Guerre entre Israël et le Hamas : pourquoi Benyamin Nétanyahou aura du mal à se maintenir au pouvoir une fois le conflit terminé

Article rédigé par Louis Dubar
France Télévisions
Publié Mis à jour
Temps de lecture : 7 min
Le Premier ministre Benyamin Nétanyahou (au centre) rencontre des soldats stationnés près de la bande de Gaza, le 25 décembre 2023. (AVI OHAYON (GPO) /HANDOUT / ANADOLU / AFP)
Le Premier ministre israélien, qui détient le record de longévité à la tête de l'Etat hébreu, est confronté depuis le début de la guerre contre le Hamas à une impopularité elle aussi record.

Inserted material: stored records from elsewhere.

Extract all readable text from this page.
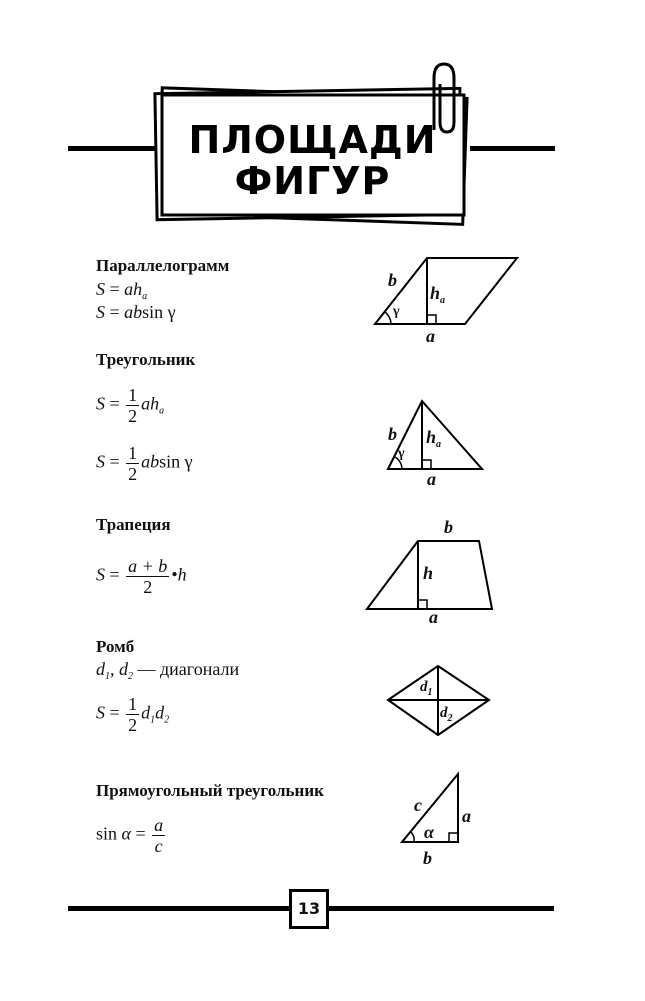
ПЛОЩАДИ
ФИГУР
Параллелограмм
$S = ah_a$
S = absin γ
b
$h_a$
γ
a
Треугольник
$S = \frac{1}{2} ah_a$
$S = \frac{1}{2}$ absin γ
b $h_a$
γ
a
Трапеция
$S = \frac{a + b}{2}$ •h
b
h
a
Ромб
$d_1$, $d_2$ — диагонали
$S = \frac{1}{2} d_1d_2$
$d_1$
$d_2$
Прямоугольный треугольник
$\sin \alpha = \frac{a}{c}$
c
α
a
b
13
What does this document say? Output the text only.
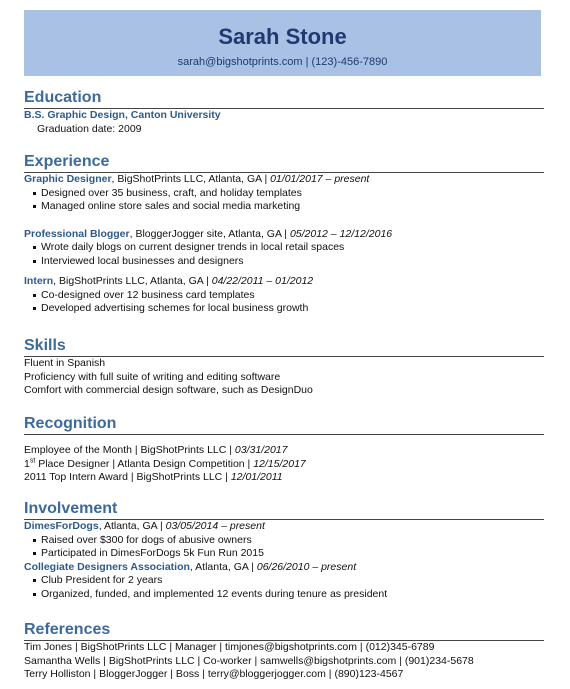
Sarah Stone
sarah@bigshotprints.com | (123)-456-7890
Education
B.S. Graphic Design, Canton University
Graduation date: 2009
Experience
Graphic Designer, BigShotPrints LLC, Atlanta, GA | 01/01/2017 – present
Designed over 35 business, craft, and holiday templates
Managed online store sales and social media marketing
Professional Blogger, BloggerJogger site, Atlanta, GA | 05/2012 – 12/12/2016
Wrote daily blogs on current designer trends in local retail spaces
Interviewed local businesses and designers
Intern, BigShotPrints LLC, Atlanta, GA | 04/22/2011 – 01/2012
Co-designed over 12 business card templates
Developed advertising schemes for local business growth
Skills
Fluent in Spanish
Proficiency with full suite of writing and editing software
Comfort with commercial design software, such as DesignDuo
Recognition
Employee of the Month | BigShotPrints LLC | 03/31/2017
1st Place Designer | Atlanta Design Competition | 12/15/2017
2011 Top Intern Award | BigShotPrints LLC | 12/01/2011
Involvement
DimesForDogs, Atlanta, GA | 03/05/2014 – present
Raised over $300 for dogs of abusive owners
Participated in DimesForDogs 5k Fun Run 2015
Collegiate Designers Association, Atlanta, GA | 06/26/2010 – present
Club President for 2 years
Organized, funded, and implemented 12 events during tenure as president
References
Tim Jones | BigShotPrints LLC | Manager | timjones@bigshotprints.com | (012)345-6789
Samantha Wells | BigShotPrints LLC | Co-worker | samwells@bigshotprints.com | (901)234-5678
Terry Holliston | BloggerJogger | Boss | terry@bloggerjogger.com | (890)123-4567
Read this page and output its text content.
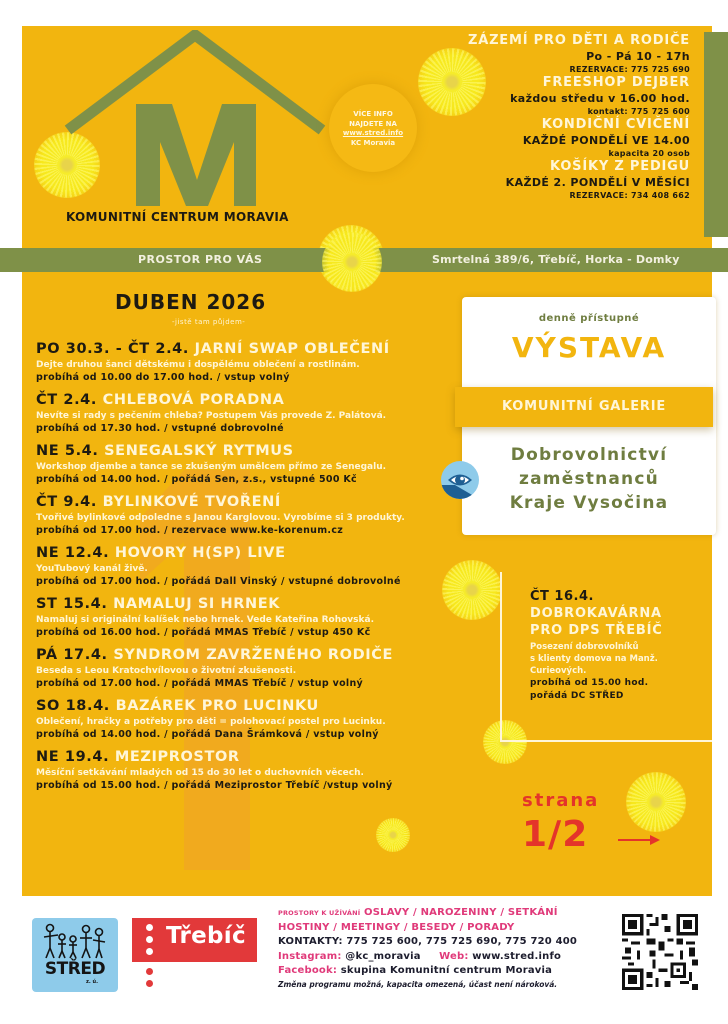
KOMUNITNÍ CENTRUM MORAVIA
VÍCE INFO
NAJDETE NA
www.stred.info
KC Moravia
ZÁZEMÍ PRO DĚTI A RODIČE
Po - Pá 10 - 17h
REZERVACE: 775 725 690
FREESHOP DEJBER
každou středu v 16.00 hod.
kontakt: 775 725 600
KONDIČNÍ CVIČENÍ
KAŽDÉ PONDĚLÍ VE 14.00
kapacita 20 osob
KOŠÍKY Z PEDIGU
KAŽDÉ 2. PONDĚLÍ V MĚSÍCI
REZERVACE: 734 408 662
PROSTOR PRO VÁS	Smrtelná 389/6, Třebíč, Horka - Domky
DUBEN 2026
-jistě tam půjdem-
PO 30.3. - ČT 2.4. JARNÍ SWAP OBLEČENÍ
Dejte druhou šanci dětskému i dospělému oblečení a rostlinám.
probíhá od 10.00 do 17.00 hod. / vstup volný
ČT 2.4. CHLEBOVÁ PORADNA
Nevíte si rady s pečením chleba? Postupem Vás provede Z. Palátová.
probíhá od 17.30 hod. / vstupné dobrovolné
NE 5.4. SENEGALSKÝ RYTMUS
Workshop djembe a tance se zkušeným umělcem přímo ze Senegalu.
probíhá od 14.00 hod. / pořádá Sen, z.s., vstupné 500 Kč
ČT 9.4. BYLINKOVÉ TVOŘENÍ
Tvořivé bylinkové odpoledne s Janou Karglovou. Vyrobíme si 3 produkty.
probíhá od 17.00 hod. / rezervace www.ke-korenum.cz
NE 12.4. HOVORY H(SP) LIVE
YouTubový kanál živě.
probíhá od 17.00 hod. / pořádá Dall Vinský / vstupné dobrovolné
ST 15.4. NAMALUJ SI HRNEK
Namaluj si originální kalíšek nebo hrnek. Vede Kateřina Rohovská.
probíhá od 16.00 hod. / pořádá MMAS Třebíč / vstup 450 Kč
PÁ 17.4. SYNDROM ZAVRŽENÉHO RODIČE
Beseda s Leou Kratochvílovou o životní zkušenosti.
probíhá od 17.00 hod. / pořádá MMAS Třebíč / vstup volný
SO 18.4. BAZÁREK PRO LUCINKU
Oblečení, hračky a potřeby pro děti = polohovací postel pro Lucinku.
probíhá od 14.00 hod. / pořádá Dana Šrámková / vstup volný
NE 19.4. MEZIPROSTOR
Měsíční setkávání mladých od 15 do 30 let o duchovních věcech.
probíhá od 15.00 hod. / pořádá Meziprostor Třebíč /vstup volný
denně přístupné
VÝSTAVA
Dobrovolnictví
zaměstnanců
Kraje Vysočina
KOMUNITNÍ GALERIE
ČT 16.4.
DOBROKAVÁRNA
PRO DPS TŘEBÍČ
Posezení dobrovolníků
s klienty domova na Manž.
Curieových.
probíhá od 15.00 hod.
pořádá DC STŘED
strana
1/2
STŘED
z. ú.
Třebíč
PROSTORY K UŽÍVÁNÍ OSLAVY / NAROZENINY / SETKÁNÍ
HOSTINY / MEETINGY / BESEDY / PORADY
KONTAKTY: 775 725 600, 775 725 690, 775 720 400
Instagram: @kc_moravia Web: www.stred.info
Facebook: skupina Komunitní centrum Moravia
Změna programu možná, kapacita omezená, účast není nároková.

Face aux accusations de corruption, critiques et scandales qui ont émaillé ses vingt-sept années de vie politique, Benyamin Nétanyahou est parvenu, contre vents et marées, à se maintenir au pouvoir et à sortir indemne de situations apparemment désespérées. "Il s'est relevé à chaque fois qu'on l'a cru fini, […] il a cette réputation de phénix qui renaît de ses cendres", observe Denis Charbit, professeur de science politique à l'Université libre d'Israël et auteur de Israël et ses paradoxes : idées reçues sur un pays qui attise les passions (éd. Le Cavalier bleu, 2015).

Pourtant, l'attaque lancée par le Hamas le 7 octobre, causant la mort de 1 200 personnes, a fait voler en éclats le mythe de "Bibi le magicien", comme l'avaient surnommé les chroniqueurs israéliens. "Les citoyens israéliens, qu'ils soient électeurs du Likoud [le parti du Premier ministre] ou non, ont intériorisé le fait que Nétanyahou, c'est fini", explique Denis Charbit.

Les jours du Premier ministre, contesté par l'opinion et fragilisé par la guerre qui, dimanche 7 janvier, entre dans son quatrième mois, semblent comptés. Franceinfo vous dit pourquoi.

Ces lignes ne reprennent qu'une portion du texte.